Life decisions and transitions breed stress, lack of confidence, doubt. 

How can a parent help a young adult through transition and difficult times?

Listen first, ask later. People crave a listening ear, especially when things go awry. Young adults are no different.

Text. A short line of encouragement shortens anyone’s long day.

Public praise. A positive public comment, whether live or on social media, adds spring to rough steps. Statements about character and work ethic speak volumes.

Make a date. Invite a young adult to share coffee or ice cream at a favorite sweet spot.  Getting away with someone who can encourage and build up, even for 30 minutes, adds vitality.

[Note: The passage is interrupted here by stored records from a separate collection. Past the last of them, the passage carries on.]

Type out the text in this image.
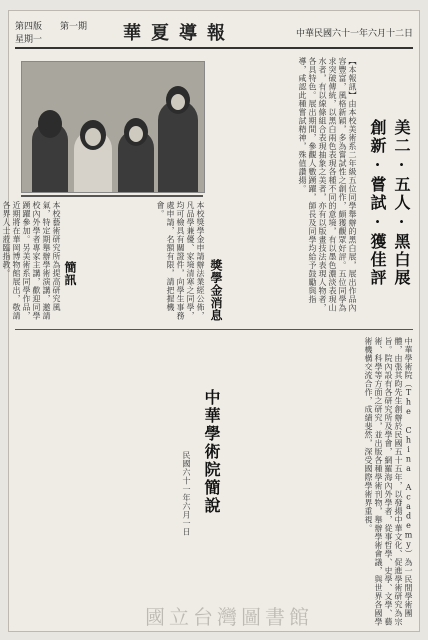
第四版　　第一期　　星期一	華夏導報	中華民國六十一年六月十二日
美二·五人·黑白展
創新·嘗試·獲佳評
【本報訊】由本校美術系二年級五位同學舉辦的黑白展，展出作品內容豐富，風格新穎，多為嘗試性之創作，頗獲觀眾好評。五位同學為求突破傳統，以黑白兩色表現各種不同的意境，有以墨色濃淡表現山水者，有以線條組合表現抽象之美者，亦有以版畫技法表現人物者，各具特色。展出期間，參觀人數踴躍，師長及同學均給予鼓勵與指導，咸認此種嘗試精神，殊值讚揚。
簡訊
本校藝術研究所為提高研究風氣，特定期舉辦學術演講，邀請校內外學者專家主講，歡迎同學踴躍參加。另美術系同學作品，近期將在華岡博物館展出，敬請各界人士蒞臨指教。
獎學金消息
本校獎學金申請辦法業經公佈，凡品學兼優、家境清寒之同學，均可檢具有關證件，向學生事務處申請，名額有限，請把握機會。
中華學術院簡說
民國六十一年六月一日	中華學術院（The China Academy）為一民間學術團體，由張其昀先生創辦於民國五十五年，以發揚中華文化、促進學術研究為宗旨。院內設有各研究所及學會，網羅海內外學者，從事哲學、史學、文學、藝術、科學等方面之研究，並出版各種學術刊物，舉辦學術會議，與世界各國學術機構交流合作，成績斐然，深受國際學術界重視。
國立台灣圖書館
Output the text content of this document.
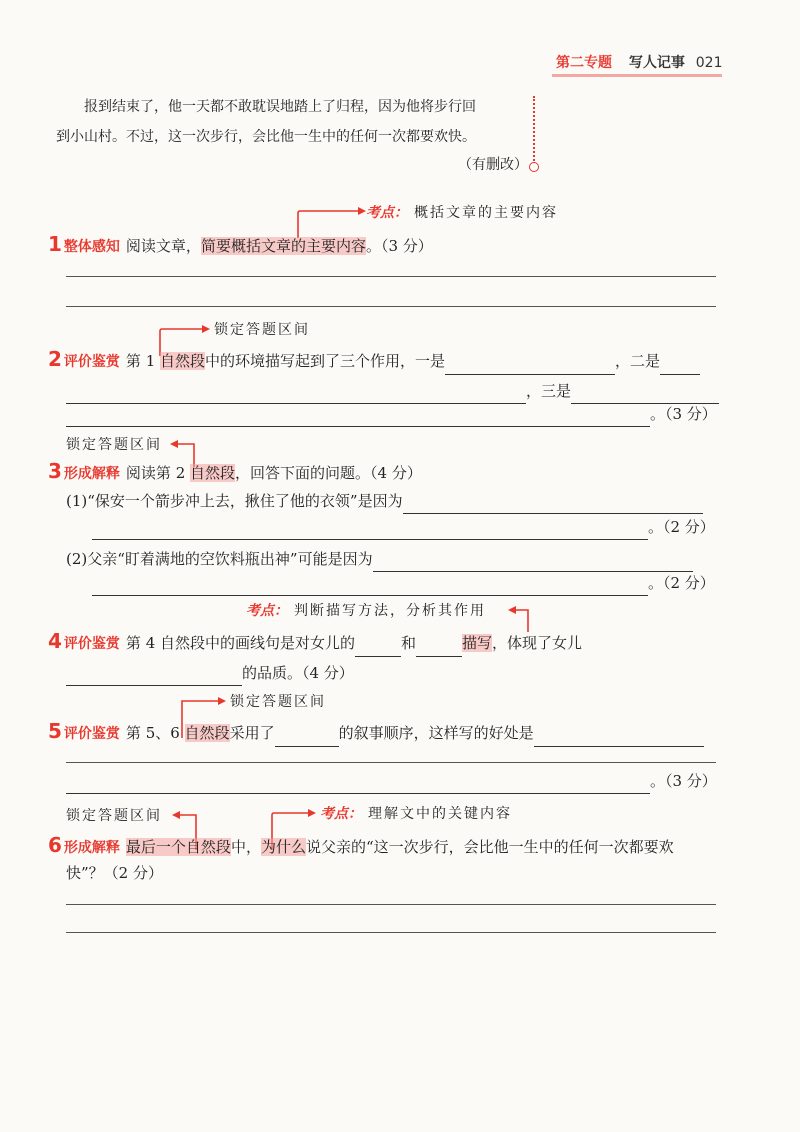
第二专题 写人记事 021
报到结束了，他一天都不敢耽误地踏上了归程，因为他将步行回
到小山村。不过，这一次步行，会比他一生中的任何一次都要欢快。
（有删改）
考点： 概括文章的主要内容
1 整体感知 阅读文章，简要概括文章的主要内容。（3 分）
锁定答题区间
2 评价鉴赏 第 1 自然段中的环境描写起到了三个作用，一是	，二是
，三是
。（3 分）
锁定答题区间
3 形成解释 阅读第 2 自然段，回答下面的问题。（4 分）
(1)“保安一个箭步冲上去，揪住了他的衣领”是因为
。（2 分）
(2)父亲“盯着满地的空饮料瓶出神”可能是因为
。（2 分）
考点： 判断描写方法，分析其作用
4 评价鉴赏 第 4 自然段中的画线句是对女儿的	和	描写，体现了女儿
的品质。（4 分）
锁定答题区间
5 评价鉴赏 第 5、6 自然段采用了	的叙事顺序，这样写的好处是
。（3 分）
锁定答题区间	考点： 理解文中的关键内容
6 形成解释 最后一个自然段中，为什么说父亲的“这一次步行，会比他一生中的任何一次都要欢
快”？（2 分）
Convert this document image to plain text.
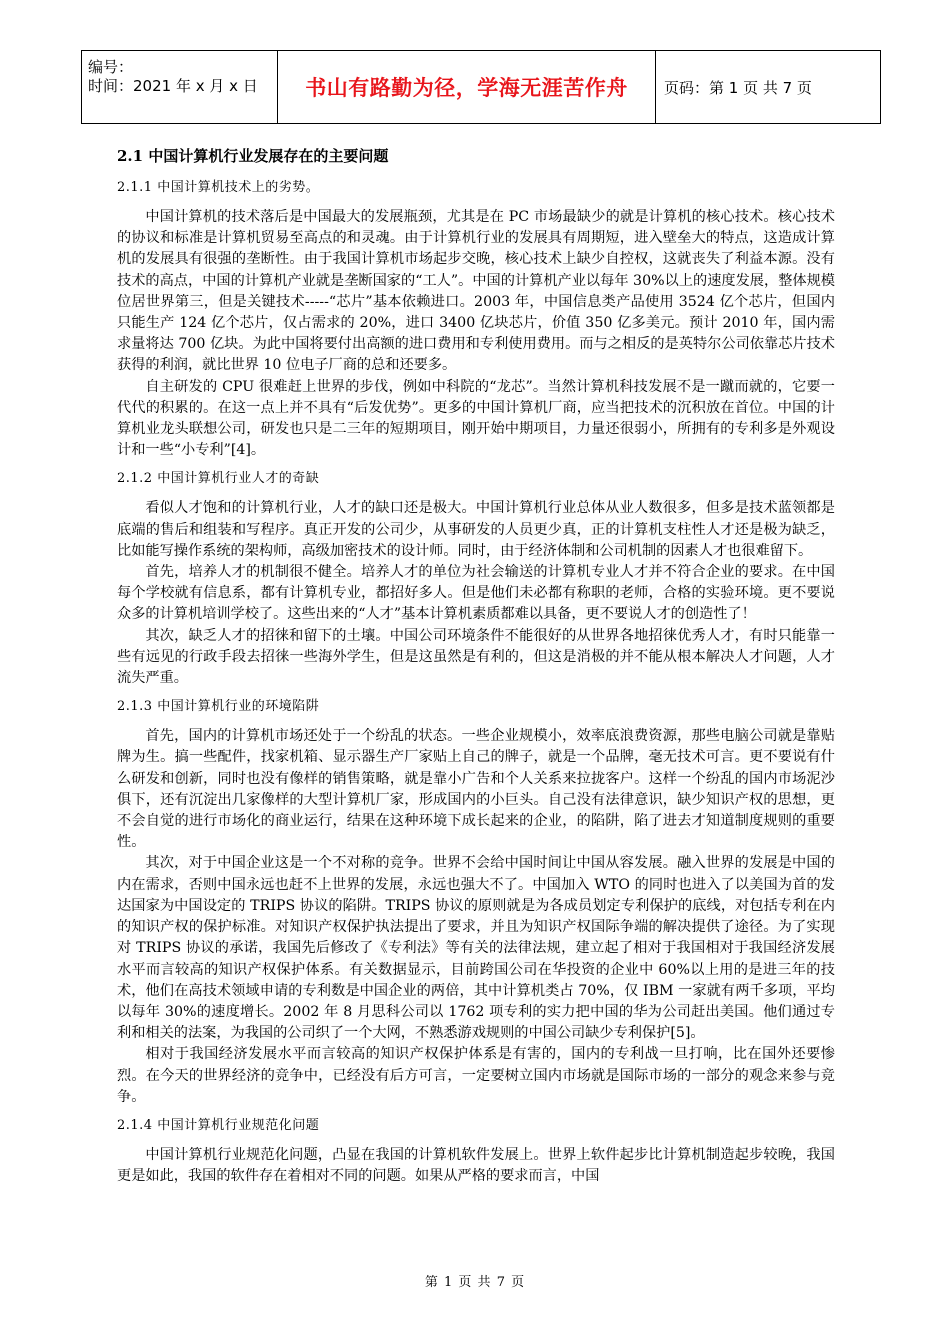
编号：
时间：2021 年 x 月 x 日	书山有路勤为径，学海无涯苦作舟 页码：第 1 页 共 7 页
2.1 中国计算机行业发展存在的主要问题
2.1.1 中国计算机技术上的劣势。

中国计算机的技术落后是中国最大的发展瓶颈，尤其是在 PC 市场最缺少的就是计算机的核心技术。核心技术的协议和标准是计算机贸易至高点的和灵魂。由于计算机行业的发展具有周期短，进入壁垒大的特点，这造成计算机的发展具有很强的垄断性。由于我国计算机市场起步交晚，核心技术上缺少自控权，这就丧失了利益本源。没有技术的高点，中国的计算机产业就是垄断国家的“工人”。中国的计算机产业以每年 30%以上的速度发展，整体规模位居世界第三，但是关键技术-----“芯片”基本依赖进口。2003 年，中国信息类产品使用 3524 亿个芯片，但国内只能生产 124 亿个芯片，仅占需求的 20%，进口 3400 亿块芯片，价值 350 亿多美元。预计 2010 年，国内需求量将达 700 亿块。为此中国将要付出高额的进口费用和专利使用费用。而与之相反的是英特尔公司依靠芯片技术获得的利润，就比世界 10 位电子厂商的总和还要多。

自主研发的 CPU 很难赶上世界的步伐，例如中科院的“龙芯”。当然计算机科技发展不是一蹴而就的，它要一代代的积累的。在这一点上并不具有“后发优势”。更多的中国计算机厂商，应当把技术的沉积放在首位。中国的计算机业龙头联想公司，研发也只是二三年的短期项目，刚开始中期项目，力量还很弱小，所拥有的专利多是外观设计和一些“小专利”[4]。

2.1.2 中国计算机行业人才的奇缺

看似人才饱和的计算机行业，人才的缺口还是极大。中国计算机行业总体从业人数很多，但多是技术蓝领都是底端的售后和组装和写程序。真正开发的公司少，从事研发的人员更少真，正的计算机支柱性人才还是极为缺乏，比如能写操作系统的架构师，高级加密技术的设计师。同时，由于经济体制和公司机制的因素人才也很难留下。

首先，培养人才的机制很不健全。培养人才的单位为社会输送的计算机专业人才并不符合企业的要求。在中国每个学校就有信息系，都有计算机专业，都招好多人。但是他们未必都有称职的老师，合格的实验环境。更不要说众多的计算机培训学校了。这些出来的“人才”基本计算机素质都难以具备，更不要说人才的创造性了！

其次，缺乏人才的招徕和留下的土壤。中国公司环境条件不能很好的从世界各地招徕优秀人才，有时只能靠一些有远见的行政手段去招徕一些海外学生，但是这虽然是有利的，但这是消极的并不能从根本解决人才问题，人才流失严重。

2.1.3 中国计算机行业的环境陷阱

首先，国内的计算机市场还处于一个纷乱的状态。一些企业规模小，效率底浪费资源，那些电脑公司就是靠贴牌为生。搞一些配件，找家机箱、显示器生产厂家贴上自己的牌子，就是一个品牌，毫无技术可言。更不要说有什么研发和创新，同时也没有像样的销售策略，就是靠小广告和个人关系来拉拢客户。这样一个纷乱的国内市场泥沙俱下，还有沉淀出几家像样的大型计算机厂家，形成国内的小巨头。自己没有法律意识，缺少知识产权的思想，更不会自觉的进行市场化的商业运行，结果在这种环境下成长起来的企业，的陷阱，陷了进去才知道制度规则的重要性。

其次，对于中国企业这是一个不对称的竞争。世界不会给中国时间让中国从容发展。融入世界的发展是中国的内在需求，否则中国永远也赶不上世界的发展，永远也强大不了。中国加入 WTO 的同时也进入了以美国为首的发达国家为中国设定的 TRIPS 协议的陷阱。TRIPS 协议的原则就是为各成员划定专利保护的底线，对包括专利在内的知识产权的保护标准。对知识产权保护执法提出了要求，并且为知识产权国际争端的解决提供了途径。为了实现对 TRIPS 协议的承诺，我国先后修改了《专利法》等有关的法律法规，建立起了相对于我国相对于我国经济发展水平而言较高的知识产权保护体系。有关数据显示，目前跨国公司在华投资的企业中 60%以上用的是进三年的技术，他们在高技术领域申请的专利数是中国企业的两倍，其中计算机类占 70%，仅 IBM 一家就有两千多项，平均以每年 30%的速度增长。2002 年 8 月思科公司以 1762 项专利的实力把中国的华为公司赶出美国。他们通过专利和相关的法案，为我国的公司织了一个大网，不熟悉游戏规则的中国公司缺少专利保护[5]。

相对于我国经济发展水平而言较高的知识产权保护体系是有害的，国内的专利战一旦打响，比在国外还要惨烈。在今天的世界经济的竞争中，已经没有后方可言，一定要树立国内市场就是国际市场的一部分的观念来参与竞争。

2.1.4 中国计算机行业规范化问题

中国计算机行业规范化问题，凸显在我国的计算机软件发展上。世界上软件起步比计算机制造起步较晚，我国更是如此，我国的软件存在着相对不同的问题。如果从严格的要求而言，中国

第 1 页 共 7 页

Say, “I like you!” Strong words—needing to be heard over the clamor of good grades and long hours—can be scribed on a napkin, placed on a piece of paper under a coaster or included in a text message. We all long to be liked for who we are, not just the grades earned, the kudos given or the numbers accumulated.

Wash a load. Offer to do a load or two of laundry. For students who usually do their own, having someone help in a time tight transition assures fresh socks and towels will greet a difficult day.

Fix a favorite. Nourishment when under stress is essential. Cook up a favorite meal and serve with a listening ear. If the young adult lives independently, offer to drop off something special at his or her convenience.

Ask. One of life greatest questions, “How can I help?” can be a blessing in a “give me more” society.

Surprise them. Drop off a surprise—balloon, cookies and cupcakes work well—at your young adult’s home or office, or leave a bouquet of flowers on his or her workspace, even if that workspace is in your home.

Instant message. In the days of instant contact, make it count! Everyone loves to answer the “ping” and read sweet thought.

Empathize. Send a letter or special card, snail mail. We like our inbox messages, but a letter in the mailbox still says, “I care about you!”

Be a study buddy.  When your young adult is studying hard with more assignments on the horizon, offer to work together at a venue away from home. Take your work—even if it is catching up on emails—and accomplish tasks together.  Fresh space speaks fresh mind.

Life can be difficult, transitions tough to tackle. All of us face them.

I remember one evening, about a year ago, my then college junior had taken up study camp in his quiet bedroom. I had not seen him in a few hours. Then, out of the corner of my eye, I saw the bedroom door open. He emerged, eyes tired, weary. When he entered the kitchen to refill a water glass, I quickly scooped up a few bite-size chocolates and tip-toed down the hallway. My mission—set a few chocolates on his textbook.

Several minutes later I heard him close his door and then reopen. “Hey, who put these there?”

Mission accomplished. I met him in the hallway. We smiled simultaneously.

No need to exchange words. We both knew.  

Young adults, even good time managers and planners, will face transitions and decisions—a natural part of life. As parents when we walk with our young adults, offering words of endearment, a shoulder to hug, an ear to listen, a prayer to share, we are model what walking with someone through difficulty looks and feels like.

As with anything in life, balance and prayerful consideration is needed. We cannot do their course work, take their online exams or show up at important meetings. Most importantly, we cannot fix their mistakes or solve their problems. And if we attempted a rescue, often the solution or answer we fashion is limited to our perspective or vantage point. How much better to help the young adult process the situation and allow them to work out a solution?

Lessen stress of life decisions and transitions, patting a back or offering help. Build confidence, commenting on a character attribute. Fill the holes of doubt with words of affirmation and hope. In doing so, young adults learn how to walk through transitions and decisions with someone by their side, and will be better equipped to stand alongside someone else in the future.